“Oh, please do!” she urged them.
So the gas was lighted, and they all went into the bedroom, where Anne tucked the children into their cribs. She stayed there while the others went on their tour of inspection, patting her son’s small, warm body in the darkness, and listening with a smile to the visitor’s cheerful comments in kitchen and hallway, and Jim’s answering laugh.
When she came blinking out into the lighted dining-room, the men were upstairs, and Helma, to Anne’s astonishment, was showing in another caller,—and another Charles Rideout, as Anne’s puzzled glance at the card in her hand, assured her. This was a tall young man, a little dishevelled, in a big storm coat, and with dark rings about his eyes.
“I beg your pardon, madam,” said he, abruptly, “but was my father, Mr. Charles Rideout, here this afternoon?”
“Why, he’s upstairs with my husband now!” Anne said, strangely disquieted by the young man’s manner.
“Thank God!” said the newcomer, briefly. And he wiped his forehead with his handkerchief, and drew a deep short breath.
“He—I must apologize to you for breaking in upon you this way,” said young Rideout, “but he came out in the car this afternoon, and we didn’t know where he had gone. He made the chauffeur wait at the corner at the bottom of the hill, and the fool man waited an hour before it occurred to him to telephone me at the house.

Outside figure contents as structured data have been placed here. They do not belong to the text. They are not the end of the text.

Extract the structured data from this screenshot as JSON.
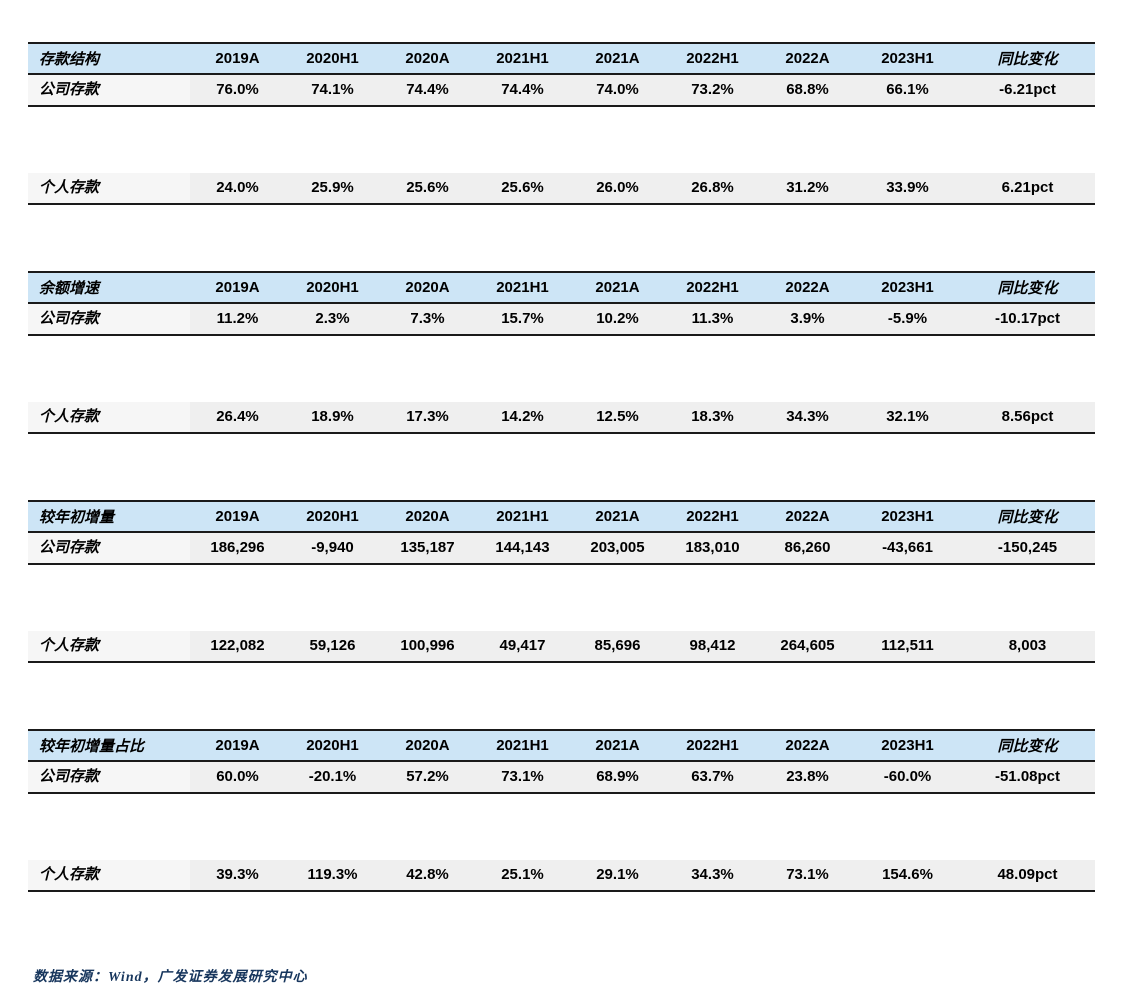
{
  "columns": [
    "2019A",
    "2020H1",
    "2020A",
    "2021H1",
    "2021A",
    "2022H1",
    "2022A",
    "2023H1",
    "同比变化"
  ],
  "sections": [
    {
      "title": "存款结构",
      "rows": [
        {
          "label": "公司存款",
          "values": [
            "76.0%",
            "74.1%",
            "74.4%",
            "74.4%",
            "74.0%",
            "73.2%",
            "68.8%",
            "66.1%",
            "-6.21pct"
          ]
        },
        {
          "label": "个人存款",
          "values": [
            "24.0%",
            "25.9%",
            "25.6%",
            "25.6%",
            "26.0%",
            "26.8%",
            "31.2%",
            "33.9%",
            "6.21pct"
          ]
        }
      ]
    },
    {
      "title": "余额增速",
      "rows": [
        {
          "label": "公司存款",
          "values": [
            "11.2%",
            "2.3%",
            "7.3%",
            "15.7%",
            "10.2%",
            "11.3%",
            "3.9%",
            "-5.9%",
            "-10.17pct"
          ]
        },
        {
          "label": "个人存款",
          "values": [
            "26.4%",
            "18.9%",
            "17.3%",
            "14.2%",
            "12.5%",
            "18.3%",
            "34.3%",
            "32.1%",
            "8.56pct"
          ]
        }
      ]
    },
    {
      "title": "较年初增量",
      "rows": [
        {
          "label": "公司存款",
          "values": [
            "186,296",
            "-9,940",
            "135,187",
            "144,143",
            "203,005",
            "183,010",
            "86,260",
            "-43,661",
            "-150,245"
          ]
        },
        {
          "label": "个人存款",
          "values": [
            "122,082",
            "59,126",
            "100,996",
            "49,417",
            "85,696",
            "98,412",
            "264,605",
            "112,511",
            "8,003"
          ]
        }
      ]
    },
    {
      "title": "较年初增量占比",
      "rows": [
        {
          "label": "公司存款",
          "values": [
            "60.0%",
            "-20.1%",
            "57.2%",
            "73.1%",
            "68.9%",
            "63.7%",
            "23.8%",
            "-60.0%",
            "-51.08pct"
          ]
        },
        {
          "label": "个人存款",
          "values": [
            "39.3%",
            "119.3%",
            "42.8%",
            "25.1%",
            "29.1%",
            "34.3%",
            "73.1%",
            "154.6%",
            "48.09pct"
          ]
        }
      ]
    }
  ],
  "footer": {
    "text": "数据来源：Wind，广发证券发展研究中心"
  },
  "colors": {
    "header_bg": "#cde5f6",
    "row_bg": "#efefef",
    "label_bg": "#f6f6f6",
    "border": "#1a1a1a",
    "source_text": "#17365d"
  }
}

I came at once.”
“He’s been here all that time,” Anne said. “He’s all right. Your mother and father used to live here, you know, years ago. In this same house.”
“Yes, I know we did. I think I was born here,” said Charles Rideout, Junior. “I had a sort of feeling that he had come here, as soon as Bates telephoned. Dear old dad! He and mother have told us about this place a hundred times! They were talking about it for a couple of hours a few nights ago.” He looked about the room as his father had done. “They were very happy here. There—” he smiled a little bashfully at Anne—“there never was a pair of lovers like mother and dad!” he said. Then he cleared his throat. “Did my father tell you—?” he began, and stopped.
“No,” Anne said, troubled. He had told them a great deal, but not— she felt sure—not this, whatever it was.
“That’s why we worried about him,” said his son, his honest, distressed eyes meeting hers. “You see—you see—we’re in trouble at the house—my mother—my mother left us, last night—”
“Dead?” whispered Anne.
“She’s been ill a good while,” said the young man, “but we thought— She’s been so ill before! A day or two ago the rest of us knew it, and we wired for my married sister, but we couldn’t get dad to realize it. He never left her, and he’s not been eating, and he’d tell all the doctors what serious sicknesses she’d gotten over before—” And with a suddenly shaking lip and filling eyes, he turned his back on Anne, and went to the window.